Jak wyjaśnia Izabela Kwiecińska, pełnomocnik Muzeum Zabytków Techniki Wojskowej w Warszawie, biorąc pod uwagę wiedzę historyczną oraz przekazy naocznych świadków, czyli mieszkańców Bieleckich Młynów jeszcze przed rozpoczęciem prac było prawie pewne, że wydobyty zostanie czołg Pantera, albo Panzerkampfwagen IV.
– Mieliśmy nadzieję, że trafimy na pojazd w całości. Niestety już podczas pierwszej eksploracji terenu okazało się, że pod ziemią znajdują się fragmenty różnych pojazdów. Ich dokładną liczbę i charakter będziemy w stanie oszacować dopiero po wstępnym opłukaniu. Ponieważ pracujemy pod nadzorem archeologicznym już wiemy, że są to elementy czołgu Pantera oraz Panzerkampfwagen IV, ale na chwilę obecną nie jesteśmy w stanie określić jakiego typu – podkreśla.

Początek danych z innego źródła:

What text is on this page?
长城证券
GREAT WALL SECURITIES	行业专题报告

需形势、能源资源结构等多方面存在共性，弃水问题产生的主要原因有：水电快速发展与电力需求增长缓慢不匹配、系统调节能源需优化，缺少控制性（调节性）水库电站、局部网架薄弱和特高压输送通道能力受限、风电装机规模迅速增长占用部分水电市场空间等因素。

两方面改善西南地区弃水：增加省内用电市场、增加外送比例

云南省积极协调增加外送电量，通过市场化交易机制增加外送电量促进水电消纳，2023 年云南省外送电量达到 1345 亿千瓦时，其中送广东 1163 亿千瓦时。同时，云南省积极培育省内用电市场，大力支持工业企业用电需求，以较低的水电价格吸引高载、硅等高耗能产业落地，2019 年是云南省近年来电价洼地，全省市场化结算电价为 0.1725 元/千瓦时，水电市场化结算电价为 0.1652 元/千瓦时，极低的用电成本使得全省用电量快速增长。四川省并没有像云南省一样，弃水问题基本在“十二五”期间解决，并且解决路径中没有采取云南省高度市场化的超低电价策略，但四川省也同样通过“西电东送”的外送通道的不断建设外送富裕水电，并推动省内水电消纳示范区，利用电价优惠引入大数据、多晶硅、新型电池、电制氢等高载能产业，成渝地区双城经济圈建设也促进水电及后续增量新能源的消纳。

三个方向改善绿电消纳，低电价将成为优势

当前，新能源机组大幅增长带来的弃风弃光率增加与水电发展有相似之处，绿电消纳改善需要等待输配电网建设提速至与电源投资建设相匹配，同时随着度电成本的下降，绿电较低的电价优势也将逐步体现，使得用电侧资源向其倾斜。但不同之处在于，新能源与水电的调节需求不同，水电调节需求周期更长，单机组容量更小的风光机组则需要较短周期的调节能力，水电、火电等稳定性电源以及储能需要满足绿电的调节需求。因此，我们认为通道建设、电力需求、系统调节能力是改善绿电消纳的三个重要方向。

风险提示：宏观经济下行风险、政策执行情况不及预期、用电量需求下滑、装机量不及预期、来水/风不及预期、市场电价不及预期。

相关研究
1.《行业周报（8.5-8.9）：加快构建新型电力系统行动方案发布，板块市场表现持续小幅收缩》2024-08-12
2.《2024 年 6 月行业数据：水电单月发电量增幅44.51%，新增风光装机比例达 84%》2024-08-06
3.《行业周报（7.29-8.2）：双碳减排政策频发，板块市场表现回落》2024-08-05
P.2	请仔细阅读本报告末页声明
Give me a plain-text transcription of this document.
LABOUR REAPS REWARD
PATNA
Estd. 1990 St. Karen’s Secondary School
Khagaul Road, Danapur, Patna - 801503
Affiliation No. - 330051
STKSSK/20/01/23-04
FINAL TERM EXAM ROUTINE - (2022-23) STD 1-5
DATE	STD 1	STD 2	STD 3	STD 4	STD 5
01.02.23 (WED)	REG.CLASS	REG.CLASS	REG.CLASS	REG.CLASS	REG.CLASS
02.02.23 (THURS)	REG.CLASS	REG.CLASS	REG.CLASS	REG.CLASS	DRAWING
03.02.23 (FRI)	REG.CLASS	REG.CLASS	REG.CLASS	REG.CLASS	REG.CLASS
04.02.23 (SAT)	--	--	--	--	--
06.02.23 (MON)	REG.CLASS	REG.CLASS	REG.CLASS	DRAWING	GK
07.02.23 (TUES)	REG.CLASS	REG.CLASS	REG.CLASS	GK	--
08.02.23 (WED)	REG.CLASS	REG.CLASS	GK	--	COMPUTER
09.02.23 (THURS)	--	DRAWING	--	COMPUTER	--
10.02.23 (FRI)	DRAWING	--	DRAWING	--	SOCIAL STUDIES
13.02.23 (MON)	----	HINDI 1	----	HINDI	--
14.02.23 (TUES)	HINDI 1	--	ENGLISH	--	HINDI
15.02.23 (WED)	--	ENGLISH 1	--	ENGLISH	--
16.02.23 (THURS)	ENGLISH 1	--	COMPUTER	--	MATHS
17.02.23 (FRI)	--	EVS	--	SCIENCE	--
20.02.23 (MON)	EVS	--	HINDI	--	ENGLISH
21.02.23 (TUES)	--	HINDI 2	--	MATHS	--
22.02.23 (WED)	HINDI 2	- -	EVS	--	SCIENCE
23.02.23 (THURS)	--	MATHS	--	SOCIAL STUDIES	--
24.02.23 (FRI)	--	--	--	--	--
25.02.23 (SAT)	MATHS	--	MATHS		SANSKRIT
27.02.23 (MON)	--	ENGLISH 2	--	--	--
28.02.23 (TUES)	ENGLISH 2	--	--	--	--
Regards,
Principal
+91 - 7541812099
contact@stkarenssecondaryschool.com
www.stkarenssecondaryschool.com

Jak dodaje Izabela Kwiecińska każdy wydobyty element podlega procedurom wytyczonym przez Wojewódzkiego Konserwatora Zabytków.
– Wszystkie wydobywane elementy są na bieżąco dokumentowane i archiwizowane przez archeologów. Następnie zostaną przewiezione do Muzeum Zabytków Techniki Wojskowej w Warszawie, gdzie zostaną udokumentowane, sfotografowane oczyszczone oraz opisane. Po zakończeniu tego procesu prawdopodobnie część większych elementów będziemy chcieli przekazać w ręce lokalnych pasjonatów militariów – zaznacza.
Warto podkreślić, że przed rozpoczęciem jakichkolwiek prac konieczne było uzyskanie wielu pozwoleń, w tym między innymi najważniejszego wydanego przez Wojewódzkiego Świętokrzyskiego Konserwatora Zabytków. Dotyczyło ono nie tylko zgody na poszukiwania, ale także na wydobycie odnalezionych elementów. Podczas prowadzonych prac używany jest specjalistyczny sprzęt ciężki, w tym między innymi specjalna koparka pracująca w wodzie, ponieważ niektóre z obiektów znajdują się na głębokości nawet 3,5 metra pod dnem Czarnej Nidy.
Prace wydobywcze prowadzone będą prawdopodobnie jeszcze przez kilka dni.